Но последствия есть у всего…


Боль была первым, что почувствовал юноша, придя в себя. Режущая, она пронизывала влажные ушные каналы, будто в те была воткнула длинная раскалённая спица, проходящая через черепную коробку насквозь. Пульсация залазила на лоб, а оттуда тугим поясом тянулась до затылка. Но преимущественно она опускалась от мочек вдоль по шее, превращая в пытку стремление хоть как-то открыть рот или повернуть голову вбок. Эти ощущения были Узумаки известны, он сразу их узнал — отит, мать его за ногу. И, наверно, на сей раз наружным он вряд ли обойдётся… Лежащий чем-то смутился. Что-то в комнате было не так. Не хватало посторонних звуков, что отличали бы жилой дом от заброшенного. Настенные часы, попадающие в поле зрения, не тикали. Подумалось, что сели батарейки, но, всмотревшись, омега увидел, что стрелки тех как и прежде шагают. Он видел их дёрганое движение по циферблату, но не слышал. Чёрт возьми, и дыхания своего тоже: чувствовал, как грудная клетка поднимается и опускается, как кислород наполняет лёгкие, и всё в сопровождении беззвучия. Узумаки сделал вдох глубже, но слух не уловил ни втягивание воздуха ноздрями, ни протяжного выдоха. В уши словно щедро напихали ваты. «Мяу!» Курамы, чьё появление парнишка не заметил, будучи напрочь погруженным в омут недоумения, прозвучало тихо и глухо. Логика от столь неправильного соотношения дистанции и громкости звука ломалась напрочь. Не должно быть так. Рефлекторно потянувшись руками к ушам, паренёк наткнулся на ещё один неприятный сюрприз: те были забинтованы марлей по локти, ладони жгло и припекало. Пальцы еле сгибались — и то через боль, так что Узумаки скоро оставил те в покое. Откидывать одеяло он не стал, по схожим ощущениям догадавшись, что с ногами ситуация относительно та же.

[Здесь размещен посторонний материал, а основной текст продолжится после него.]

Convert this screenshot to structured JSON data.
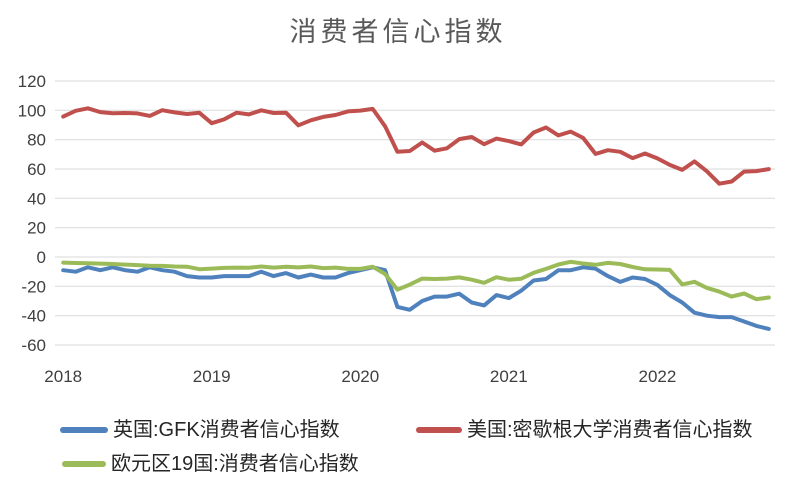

Блондин смутно помнил, чем закончился его побег. Он был на мосту и разговаривал с… точно, с Дураске, хрен знает о чём. С моста каким-то образом переместился домой, на диван. Затем очнулся, и на тебе — пиздец со всех фронтов. Всё болит, ни черта нормально не слышно. Могло ли быть хуже? О, ещё как! Сей ответ стал очевидным, когда на горизонте объявилась матушка… Ничьих шагов не было слышно, а потому её приход оказался неожиданным настолько, что парнишка дрогнул, так по-нелепому испугавшись.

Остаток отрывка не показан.